APTT adalah pemeriksaan hemostasis yang paling fundamental dan paling banyak digunakan di laboratorium klinik modern. Dengan kemampuan mendeteksi defisiensi hampir semua faktor jalur intrinsik dan jalur bersama, serta sensitivitasnya yang tinggi terhadap heparin, APTT menjadi tulang punggung skrining koagulopati dan pemantauan terapi antikoagulan.

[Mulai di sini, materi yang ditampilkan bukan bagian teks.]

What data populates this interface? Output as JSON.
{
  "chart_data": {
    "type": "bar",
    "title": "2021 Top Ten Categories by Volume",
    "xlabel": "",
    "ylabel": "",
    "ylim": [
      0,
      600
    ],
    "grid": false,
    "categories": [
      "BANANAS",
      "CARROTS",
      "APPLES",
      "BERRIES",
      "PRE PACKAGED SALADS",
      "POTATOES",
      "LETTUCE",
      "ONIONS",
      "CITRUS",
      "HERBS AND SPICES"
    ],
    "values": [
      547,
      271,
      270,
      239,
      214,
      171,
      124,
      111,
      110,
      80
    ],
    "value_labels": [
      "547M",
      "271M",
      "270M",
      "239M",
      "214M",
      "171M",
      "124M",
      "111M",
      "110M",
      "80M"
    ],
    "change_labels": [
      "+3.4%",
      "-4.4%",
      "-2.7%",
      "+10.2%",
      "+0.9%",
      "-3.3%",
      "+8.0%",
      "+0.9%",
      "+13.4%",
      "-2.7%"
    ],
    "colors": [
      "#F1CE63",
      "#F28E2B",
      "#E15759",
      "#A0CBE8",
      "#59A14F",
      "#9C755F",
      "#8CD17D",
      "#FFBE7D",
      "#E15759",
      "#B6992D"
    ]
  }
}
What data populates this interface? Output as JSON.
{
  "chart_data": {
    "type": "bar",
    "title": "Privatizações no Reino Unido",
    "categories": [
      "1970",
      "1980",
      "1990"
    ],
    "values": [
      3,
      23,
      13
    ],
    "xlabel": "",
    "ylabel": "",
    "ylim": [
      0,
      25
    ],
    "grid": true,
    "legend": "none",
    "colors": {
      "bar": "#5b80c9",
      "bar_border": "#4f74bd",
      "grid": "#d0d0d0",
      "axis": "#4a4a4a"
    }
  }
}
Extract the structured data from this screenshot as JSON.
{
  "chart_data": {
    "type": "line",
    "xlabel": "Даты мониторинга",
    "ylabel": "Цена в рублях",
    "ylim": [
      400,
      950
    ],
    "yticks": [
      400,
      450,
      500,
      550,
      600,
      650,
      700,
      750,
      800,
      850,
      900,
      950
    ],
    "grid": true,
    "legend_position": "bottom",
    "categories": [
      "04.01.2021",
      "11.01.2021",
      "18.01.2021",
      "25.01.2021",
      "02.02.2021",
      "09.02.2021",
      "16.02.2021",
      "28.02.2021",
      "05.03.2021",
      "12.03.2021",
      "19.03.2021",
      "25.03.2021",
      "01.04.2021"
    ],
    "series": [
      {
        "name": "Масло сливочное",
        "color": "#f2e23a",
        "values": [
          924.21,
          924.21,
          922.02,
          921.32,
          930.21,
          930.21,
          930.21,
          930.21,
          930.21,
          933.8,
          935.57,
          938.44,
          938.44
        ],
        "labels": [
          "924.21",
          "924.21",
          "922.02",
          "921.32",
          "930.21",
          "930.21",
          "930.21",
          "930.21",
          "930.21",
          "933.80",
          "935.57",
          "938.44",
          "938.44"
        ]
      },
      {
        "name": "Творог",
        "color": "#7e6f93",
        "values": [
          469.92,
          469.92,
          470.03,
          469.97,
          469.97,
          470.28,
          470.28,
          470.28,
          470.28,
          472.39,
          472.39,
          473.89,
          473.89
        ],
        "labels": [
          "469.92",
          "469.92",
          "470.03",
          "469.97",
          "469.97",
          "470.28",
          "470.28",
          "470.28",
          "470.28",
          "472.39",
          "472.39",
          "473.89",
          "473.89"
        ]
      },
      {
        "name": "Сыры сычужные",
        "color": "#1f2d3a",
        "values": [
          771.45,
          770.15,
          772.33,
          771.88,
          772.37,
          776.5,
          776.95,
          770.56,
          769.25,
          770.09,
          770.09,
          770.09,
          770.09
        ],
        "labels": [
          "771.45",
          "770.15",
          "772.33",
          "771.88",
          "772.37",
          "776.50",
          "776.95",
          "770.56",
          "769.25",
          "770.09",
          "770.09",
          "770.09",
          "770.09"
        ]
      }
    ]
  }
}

Keberhasilan pemeriksaan APTT sangat bergantung pada standarisasi pra-analitik (pengisian tabung yang tepat, penanganan sampel yang benar), parameter analitik (waktu inkubasi kontak, suhu, dan kalibrasi reagen), serta penetapan nilai rujukan lokal oleh setiap laboratorium. Panduan internasional CLSI H47-A2 memberikan kerangka standar yang komprehensif untuk memastikan presisi, akurasi, dan relevansi klinis pemeriksaan ini.

Referensi

1. CLSI. (2008). One-Stage Prothrombin Time (PT) Test and Activated Partial Thromboplastin Time (APTT) Test; Approved Guideline — Second Edition. CLSI document H47-A2 (ISBN 1-56238-672-7). Wayne, PA: Clinical and Laboratory Standards Institute.
2. Brown, B.A. (1993). Hematology: Principles and Procedures (6th ed.). Lea & Febiger, Philadelphia.
3. Chernecky, C.C., & Berger, B.J. (2008). Laboratory Tests and Diagnostic Procedures (5th ed.).
4. Rodak, B.F., Fritsma, G.A., & Keohane, E.M. (2020). Hematology: Clinical Principles and Applications (6th ed.).
5. Chaudhry, R., & Bhalla, K. Activated Partial Thromboplastin Time. In: Concise Book of Medical Laboratory Technology: Methods and Interpretations https://www.ncbi.nlm.nih.gov/books/NBK482253/
6. Proctor, R.R., & Rapaport, S.I. (1961). The partial thromboplastin time with kaolin. American Journal of Clinical Pathology, 36, 212.
7. Kitchen, S., Adcock, D.M., et al. (2021). ICSH recommendations for collection of blood samples for coagulation testing. International Journal of Laboratory Hematology, 43(4), 571–580. DOI: 10.1111/ijlh.13584
8. Harmening, D.M. (2019). Clinical Hematology and Fundamentals of Hemostasis (6th ed.). F.A. Davis Company.